TITANE (2021) ¢ ¢ ¢ 1/2
D: Julia Ducourau
Agathe Roouselle, Vincent Lindon, Garance Marillier,
Bertrand Bonello, Adèle Guigne, Dominique Frot
A seven-year-old girl named Alexia survives a car wreck with a metal plate in her head and grows up to be an exotic dancer with an automobile fetish, and a serial killer. When wanted posters with her picture on them start to turn up in public places, she alters her identity and appearance and changes her name to Adrien, passing herself off as the missing son of a captain in the fire department.
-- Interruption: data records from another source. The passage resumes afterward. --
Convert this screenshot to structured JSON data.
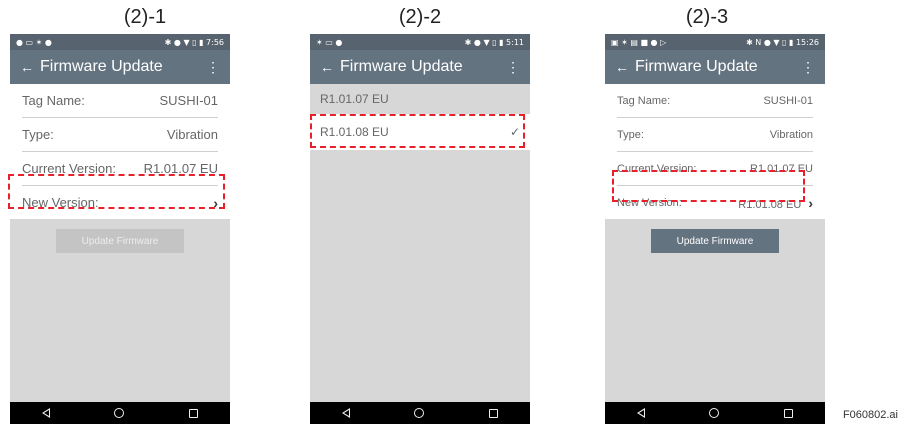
{
  "screens": [
    {
      "caption": "(2)-1",
      "status": {
        "left_icons": "● ▭ ✶ ●",
        "right_icons": "✱ ● ▼ ▯ ▮ 7:56"
      },
      "appbar": {
        "back": "←",
        "title": "Firmware Update",
        "menu": "⋮"
      },
      "rows": [
        {
          "label": "Tag Name:",
          "value": "SUSHI-01"
        },
        {
          "label": "Type:",
          "value": "Vibration"
        },
        {
          "label": "Current Version:",
          "value": "R1.01.07 EU"
        },
        {
          "label": "New Version:",
          "value": "",
          "chevron": "›"
        }
      ],
      "button": "Update Firmware"
    },
    {
      "caption": "(2)-2",
      "status": {
        "left_icons": "✶ ▭ ●",
        "right_icons": "✱ ● ▼ ▯ ▮ 5:11"
      },
      "appbar": {
        "back": "←",
        "title": "Firmware Update",
        "menu": "⋮"
      },
      "versions": [
        {
          "label": "R1.01.07 EU",
          "check": ""
        },
        {
          "label": "R1.01.08 EU",
          "check": "✓"
        }
      ]
    },
    {
      "caption": "(2)-3",
      "status": {
        "left_icons": "▣ ✶ ▤ ■ ● ▷",
        "right_icons": "✱ N ● ▼ ▯ ▮ 15:26"
      },
      "appbar": {
        "back": "←",
        "title": "Firmware Update",
        "menu": "⋮"
      },
      "rows": [
        {
          "label": "Tag Name:",
          "value": "SUSHI-01"
        },
        {
          "label": "Type:",
          "value": "Vibration"
        },
        {
          "label": "Current Version:",
          "value": "R1.01.07 EU"
        },
        {
          "label": "New Version:",
          "value": "R1.01.08 EU",
          "chevron": "›"
        }
      ],
      "button": "Update Firmware"
    }
  ],
  "footer_label": "F060802.ai",
  "colors": {
    "highlight": "#e8202a",
    "appbar": "#647380",
    "statusbar": "#57636e",
    "background": "#d7d7d7"
  }
}
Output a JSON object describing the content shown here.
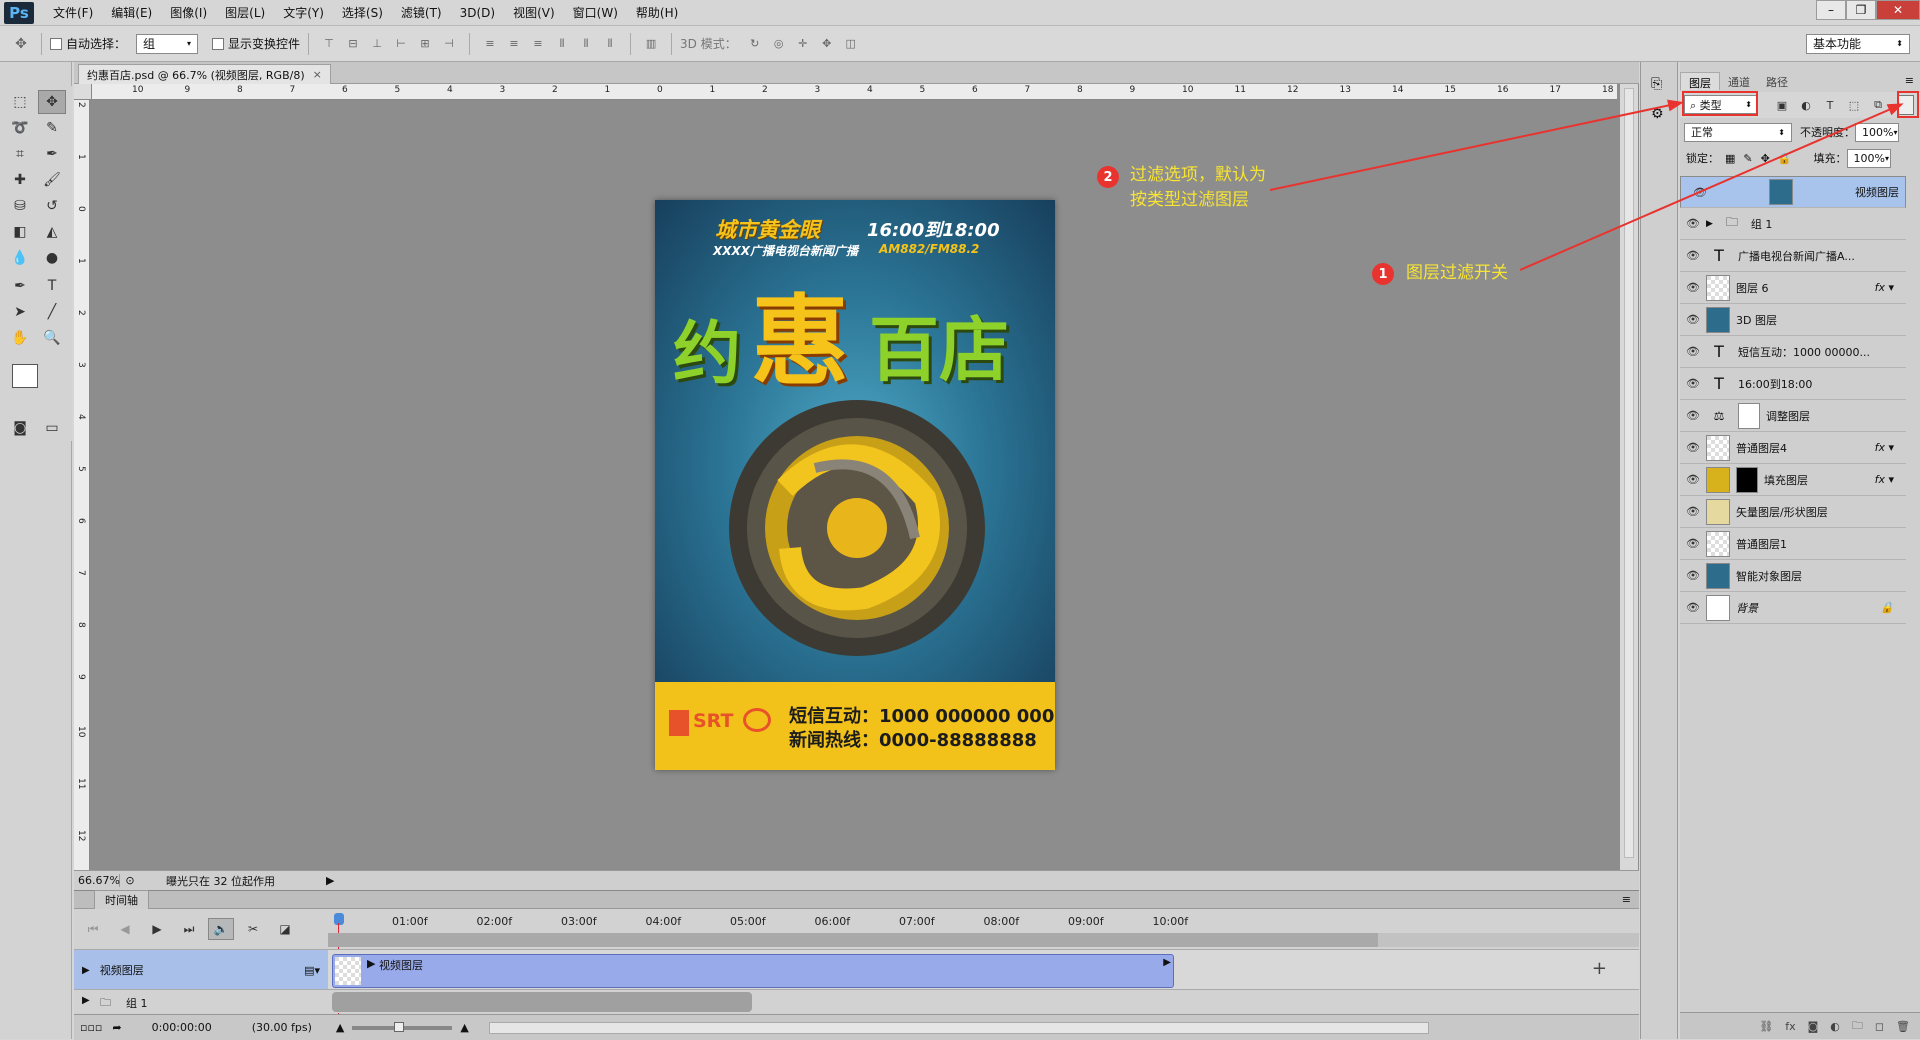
{
  "app": {
    "logo": "Ps"
  },
  "menu": [
    "文件(F)",
    "编辑(E)",
    "图像(I)",
    "图层(L)",
    "文字(Y)",
    "选择(S)",
    "滤镜(T)",
    "3D(D)",
    "视图(V)",
    "窗口(W)",
    "帮助(H)"
  ],
  "options_bar": {
    "auto_select_label": "自动选择：",
    "auto_select_value": "组",
    "show_transform_label": "显示变换控件",
    "mode_3d_label": "3D 模式：",
    "workspace": "基本功能"
  },
  "document": {
    "tab_title": "约惠百店.psd @ 66.7% (视频图层, RGB/8)",
    "zoom": "66.67%",
    "status": "曝光只在 32 位起作用",
    "ruler_h": [
      "10",
      "8",
      "6",
      "4",
      "2",
      "0",
      "2",
      "4",
      "6",
      "8",
      "10",
      "12",
      "14",
      "16",
      "18"
    ],
    "ruler_h_minor": [
      "9",
      "7",
      "5",
      "3",
      "1",
      "1",
      "3",
      "5",
      "7",
      "9",
      "11",
      "13",
      "15",
      "17"
    ],
    "ruler_v": [
      "2",
      "1",
      "0",
      "1",
      "2",
      "3",
      "4",
      "5",
      "6",
      "7",
      "8",
      "9",
      "10",
      "11",
      "12"
    ]
  },
  "poster": {
    "top_title": "城市黄金眼",
    "time": "16:00到18:00",
    "station": "XXXX广播电视台新闻广播",
    "freq": "AM882/FM88.2",
    "big_1": "约",
    "big_2": "惠",
    "big_3": "百店",
    "logo_srt": "SRT",
    "sms": "短信互动：1000 000000 000",
    "hotline": "新闻热线：0000-88888888"
  },
  "timeline": {
    "title": "时间轴",
    "ticks": [
      "01:00f",
      "02:00f",
      "03:00f",
      "04:00f",
      "05:00f",
      "06:00f",
      "07:00f",
      "08:00f",
      "09:00f",
      "10:00f"
    ],
    "track1": "视频图层",
    "clip": "视频图层",
    "track2": "组 1",
    "timecode": "0:00:00:00",
    "fps": "(30.00 fps)"
  },
  "layers_panel": {
    "tabs": [
      "图层",
      "通道",
      "路径"
    ],
    "kind": "类型",
    "blend": "正常",
    "opacity_label": "不透明度：",
    "opacity": "100%",
    "lock_label": "锁定：",
    "fill_label": "填充：",
    "fill": "100%",
    "layers": [
      {
        "name": "视频图层",
        "icon": "video",
        "selected": true,
        "fx": false
      },
      {
        "name": "组 1",
        "icon": "group",
        "selected": false,
        "fx": false
      },
      {
        "name": "广播电视台新闻广播A...",
        "icon": "text",
        "selected": false,
        "fx": false
      },
      {
        "name": "图层 6",
        "icon": "image",
        "selected": false,
        "fx": true
      },
      {
        "name": "3D 图层",
        "icon": "3d",
        "selected": false,
        "fx": false
      },
      {
        "name": "短信互动：1000 00000...",
        "icon": "text",
        "selected": false,
        "fx": false
      },
      {
        "name": "16:00到18:00",
        "icon": "text",
        "selected": false,
        "fx": false
      },
      {
        "name": "调整图层",
        "icon": "adjust",
        "selected": false,
        "fx": false
      },
      {
        "name": "普通图层4",
        "icon": "image",
        "selected": false,
        "fx": true
      },
      {
        "name": "填充图层",
        "icon": "fill",
        "selected": false,
        "fx": true
      },
      {
        "name": "矢量图层/形状图层",
        "icon": "shape",
        "selected": false,
        "fx": false
      },
      {
        "name": "普通图层1",
        "icon": "image",
        "selected": false,
        "fx": false
      },
      {
        "name": "智能对象图层",
        "icon": "smart",
        "selected": false,
        "fx": false
      },
      {
        "name": "背景",
        "icon": "bg",
        "selected": false,
        "fx": false
      }
    ]
  },
  "annotations": {
    "a1_num": "1",
    "a1_text": "图层过滤开关",
    "a2_num": "2",
    "a2_line1": "过滤选项，默认为",
    "a2_line2": "按类型过滤图层"
  },
  "colors": {
    "annotation": "#e8332f",
    "annotation_text": "#f7e433",
    "selected_layer": "#a8c3ec",
    "clip": "#98aaea"
  }
}
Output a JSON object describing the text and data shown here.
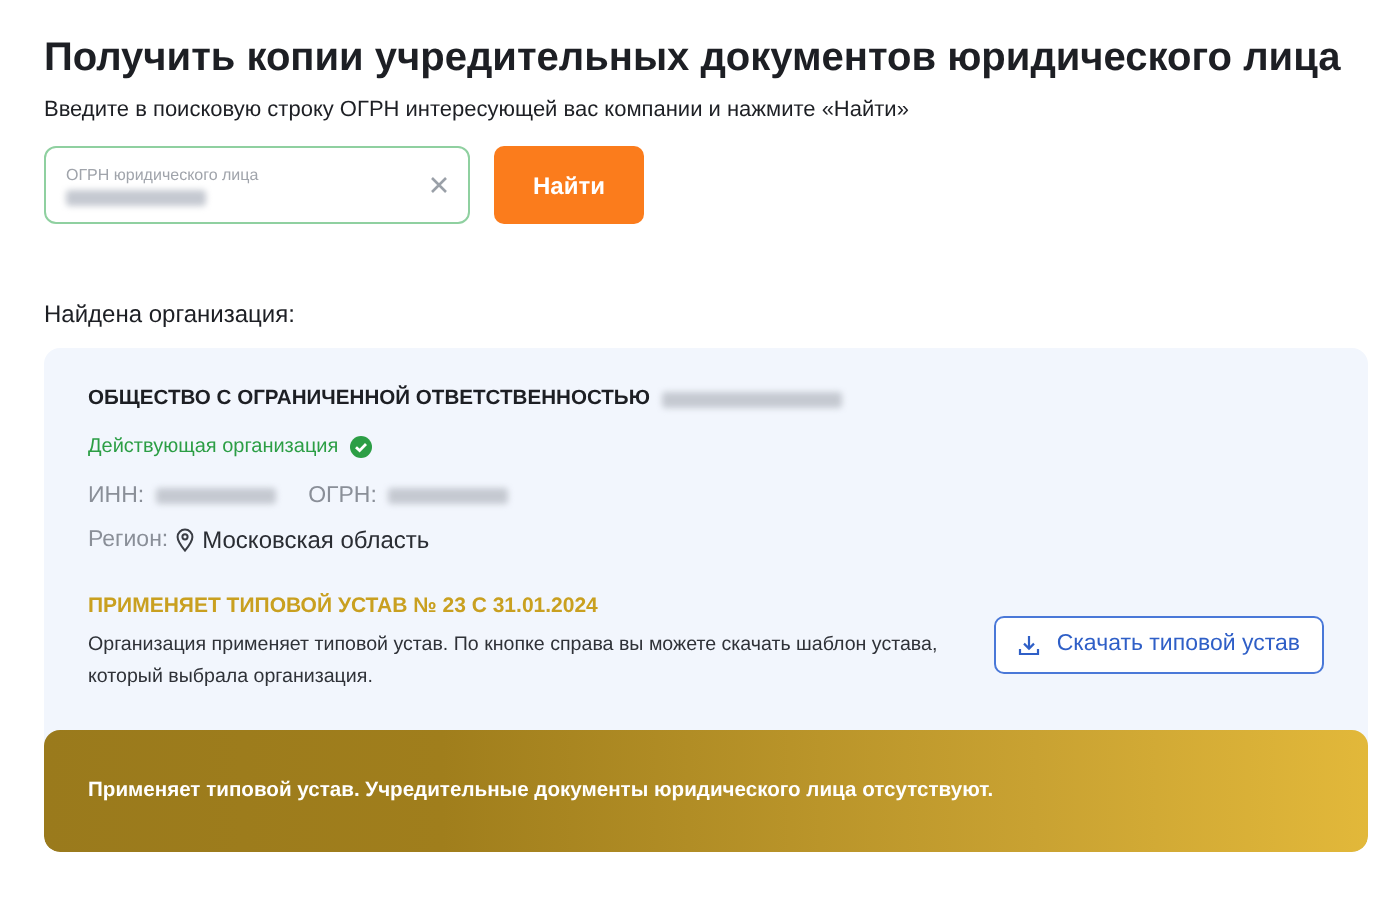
{
  "title": "Получить копии учредительных документов юридического лица",
  "subtitle": "Введите в поисковую строку ОГРН интересующей вас компании и нажмите «Найти»",
  "search": {
    "label": "ОГРН юридического лица",
    "value_hidden": true
  },
  "search_button": "Найти",
  "found_label": "Найдена организация:",
  "organization": {
    "name": "ОБЩЕСТВО С ОГРАНИЧЕННОЙ ОТВЕТСТВЕННОСТЬЮ",
    "name_hidden": true,
    "status": "Действующая организация",
    "active": true,
    "fields": [
      {
        "label": "ИНН:",
        "value_hidden": true
      },
      {
        "label": "ОГРН:",
        "value_hidden": true
      }
    ],
    "region_label": "Регион:",
    "region": "Московская область"
  },
  "charter": {
    "heading": "ПРИМЕНЯЕТ ТИПОВОЙ УСТАВ № 23 С 31.01.2024",
    "text": "Организация применяет типовой устав. По кнопке справа вы можете скачать шаблон устава, который выбрала организация.",
    "button": "Скачать типовой устав"
  },
  "banner": "Применяет типовой устав. Учредительные документы юридического лица отсутствуют."
}
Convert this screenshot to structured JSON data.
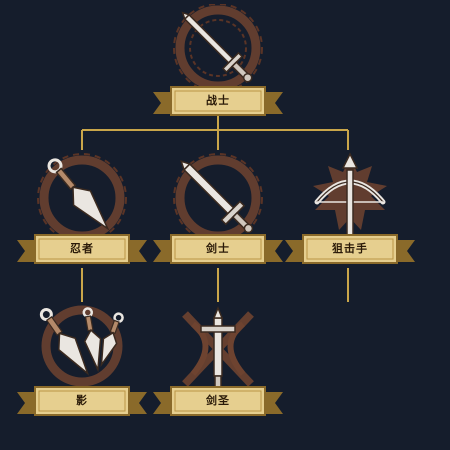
{
  "colors": {
    "background": "#151d2c",
    "connector": "#c9a64a",
    "banner_fill": "#e6cf8f",
    "banner_dark": "#8a6a2a",
    "emblem_bronze": "#7a4a32",
    "emblem_steel": "#e8e4df"
  },
  "skill_tree": {
    "root": {
      "label": "战士",
      "icon": "sword-emblem-icon"
    },
    "tier2": [
      {
        "label": "忍者",
        "icon": "kunai-emblem-icon"
      },
      {
        "label": "剑士",
        "icon": "sword-emblem-icon"
      },
      {
        "label": "狙击手",
        "icon": "crossbow-emblem-icon"
      }
    ],
    "tier3": [
      {
        "label": "影",
        "icon": "triple-kunai-emblem-icon"
      },
      {
        "label": "剑圣",
        "icon": "crossed-greatsword-emblem-icon"
      }
    ]
  }
}
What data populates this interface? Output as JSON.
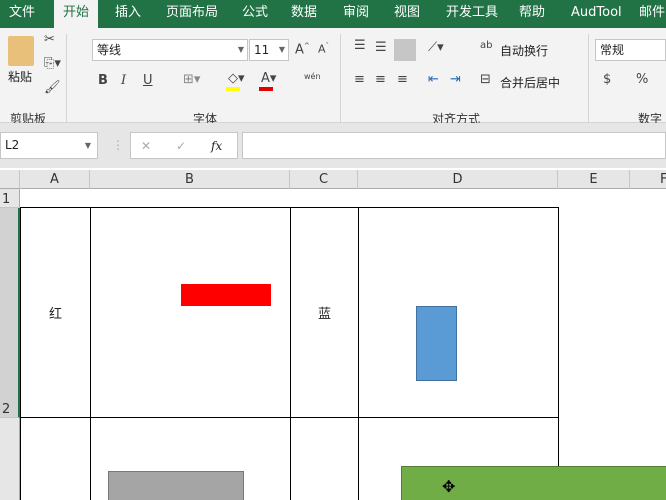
{
  "tabs": [
    "文件",
    "开始",
    "插入",
    "页面布局",
    "公式",
    "数据",
    "审阅",
    "视图",
    "开发工具",
    "帮助",
    "AudTool",
    "邮件"
  ],
  "ribbon": {
    "clipboard": {
      "paste": "粘贴",
      "group": "剪贴板"
    },
    "font": {
      "name": "等线",
      "size": "11",
      "bold": "B",
      "italic": "I",
      "underline": "U",
      "group": "字体",
      "phonetic": "wén"
    },
    "align": {
      "wrap": "自动换行",
      "merge": "合并后居中",
      "group": "对齐方式"
    },
    "number": {
      "format": "常规",
      "currency": "$",
      "percent": "%",
      "group": "数字"
    },
    "colors": {
      "fill": "#ffff00",
      "font": "#e00000"
    }
  },
  "formula_bar": {
    "name_box": "L2",
    "fx": "fx",
    "value": ""
  },
  "columns": [
    "A",
    "B",
    "C",
    "D",
    "E",
    "F"
  ],
  "rows": [
    "1",
    "2"
  ],
  "cells": {
    "A2": "红",
    "C2": "蓝"
  },
  "shapes": {
    "red": "#ff0000",
    "blue": "#5b9bd5",
    "gray": "#a5a5a5",
    "green": "#70ad47"
  }
}
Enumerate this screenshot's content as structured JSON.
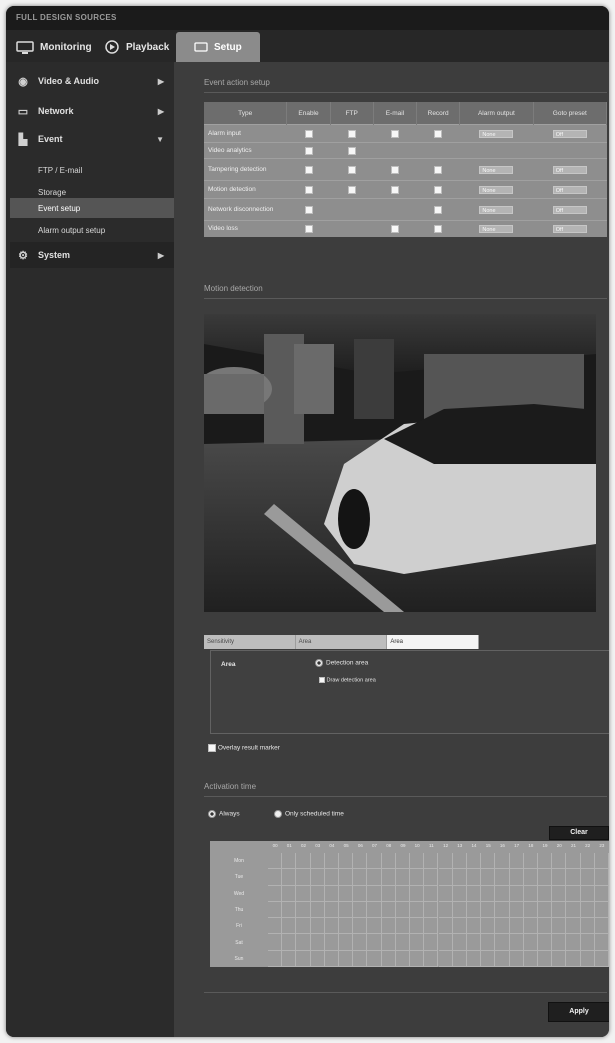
{
  "window": {
    "title": "FULL DESIGN SOURCES"
  },
  "topnav": {
    "tabs": [
      {
        "label": "Monitoring",
        "icon": "monitor-icon"
      },
      {
        "label": "Playback",
        "icon": "playback-icon"
      },
      {
        "label": "Setup",
        "icon": "setup-icon"
      }
    ],
    "active": "Setup"
  },
  "sidebar": {
    "items": [
      {
        "label": "Video & Audio",
        "icon": "camera-icon"
      },
      {
        "label": "Network",
        "icon": "network-icon"
      },
      {
        "label": "Event",
        "icon": "event-icon"
      }
    ],
    "sub_items": [
      {
        "label": "FTP / E-mail"
      },
      {
        "label": "Storage"
      },
      {
        "label": "Event setup"
      },
      {
        "label": "Alarm output setup"
      }
    ],
    "system": {
      "label": "System",
      "icon": "gear-icon"
    }
  },
  "event_setup": {
    "title": "Event action setup",
    "columns": [
      "Type",
      "Enable",
      "FTP",
      "E-mail",
      "Record",
      "Alarm output",
      "Goto preset"
    ],
    "rows": [
      {
        "name": "Alarm input",
        "checks": [
          true,
          true,
          true,
          true
        ],
        "alarm": "None",
        "preset": "Off"
      },
      {
        "name": "Video analytics",
        "checks": [
          true,
          true,
          false,
          false
        ],
        "alarm": "",
        "preset": ""
      },
      {
        "name": "Tampering detection",
        "checks": [
          true,
          true,
          true,
          true
        ],
        "alarm": "None",
        "preset": "Off"
      },
      {
        "name": "Motion detection",
        "checks": [
          true,
          true,
          true,
          true
        ],
        "alarm": "None",
        "preset": "Off"
      },
      {
        "name": "Network disconnection",
        "checks": [
          true,
          false,
          false,
          true
        ],
        "alarm": "None",
        "preset": "Off"
      },
      {
        "name": "Video loss",
        "checks": [
          true,
          false,
          true,
          true
        ],
        "alarm": "None",
        "preset": "Off"
      }
    ]
  },
  "motion": {
    "title": "Motion detection",
    "tabs": [
      "Sensitivity",
      "Area",
      "Area"
    ],
    "active_tab_index": 2,
    "area_label": "Area",
    "detection_option": "Detection area",
    "sub_option": "Draw detection area",
    "overlay_label": "Overlay result marker"
  },
  "schedule": {
    "title": "Activation time",
    "option_always": "Always",
    "option_scheduled": "Only scheduled time",
    "selected": "Always",
    "clear_label": "Clear",
    "days": [
      "Mon",
      "Tue",
      "Wed",
      "Thu",
      "Fri",
      "Sat",
      "Sun"
    ],
    "hours": [
      "00",
      "01",
      "02",
      "03",
      "04",
      "05",
      "06",
      "07",
      "08",
      "09",
      "10",
      "11",
      "12",
      "13",
      "14",
      "15",
      "16",
      "17",
      "18",
      "19",
      "20",
      "21",
      "22",
      "23"
    ]
  },
  "apply_label": "Apply"
}
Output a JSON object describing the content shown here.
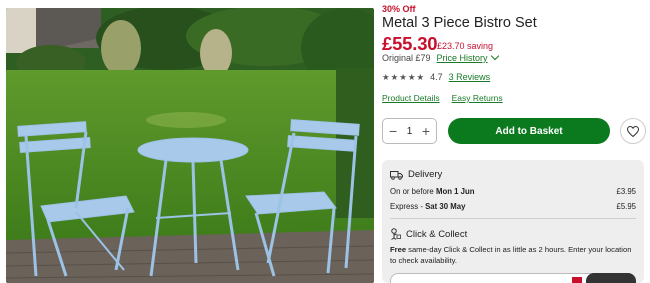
{
  "product": {
    "discount_badge": "30% Off",
    "title": "Metal 3 Piece Bistro Set",
    "price": "£55.30",
    "saving": "£23.70 saving",
    "original_price": "Original £79",
    "price_history_link": "Price History",
    "rating_value": "4.7",
    "rating_stars": 4.5,
    "reviews_link": "3 Reviews",
    "product_details_link": "Product Details",
    "easy_returns_link": "Easy Returns",
    "image_icon": "bistro-set-photo"
  },
  "purchase": {
    "quantity": "1",
    "add_to_basket_label": "Add to Basket",
    "wishlist_icon": "heart-icon"
  },
  "delivery": {
    "heading": "Delivery",
    "options": [
      {
        "label_prefix": "On or before ",
        "label_bold": "Mon 1 Jun",
        "price": "£3.95"
      },
      {
        "label_prefix": "Express - ",
        "label_bold": "Sat 30 May",
        "price": "£5.95"
      }
    ]
  },
  "click_collect": {
    "heading": "Click & Collect",
    "text_bold": "Free",
    "text_rest": " same-day Click & Collect in as little as 2 hours. Enter your location to check availability."
  },
  "colors": {
    "accent_red": "#c8102e",
    "button_green": "#0b7a1f",
    "link_green": "#1a7a2a",
    "panel_bg": "#eeeeee"
  }
}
She also discovers she's pregnant, which is complicated, because it's not clear how she got that way, or what she's pregnant with, and she's trying desperately to keep anybody, but especially the captain, from finding out. And the captain has an issue of his own, an addiction to steroids that's getting out of control. It's one of the strangest, most gender-bent love stories ever, with an emphasis on physical mutation that David Cronenberg would appreciate. The homoerotic depiction of firefighters as young hunks (all of them male) who spend their spare time dancing with each other leads to a scene where Adrien dances on top of a fire truck, doing the same moves she did when she was Alexia, but now in her male persona. The boys don't know what to make of that, and start to back off and look away. The ambiguity confounds them. Fire figures prominently in the plot, too. A prize-winner at Cannes.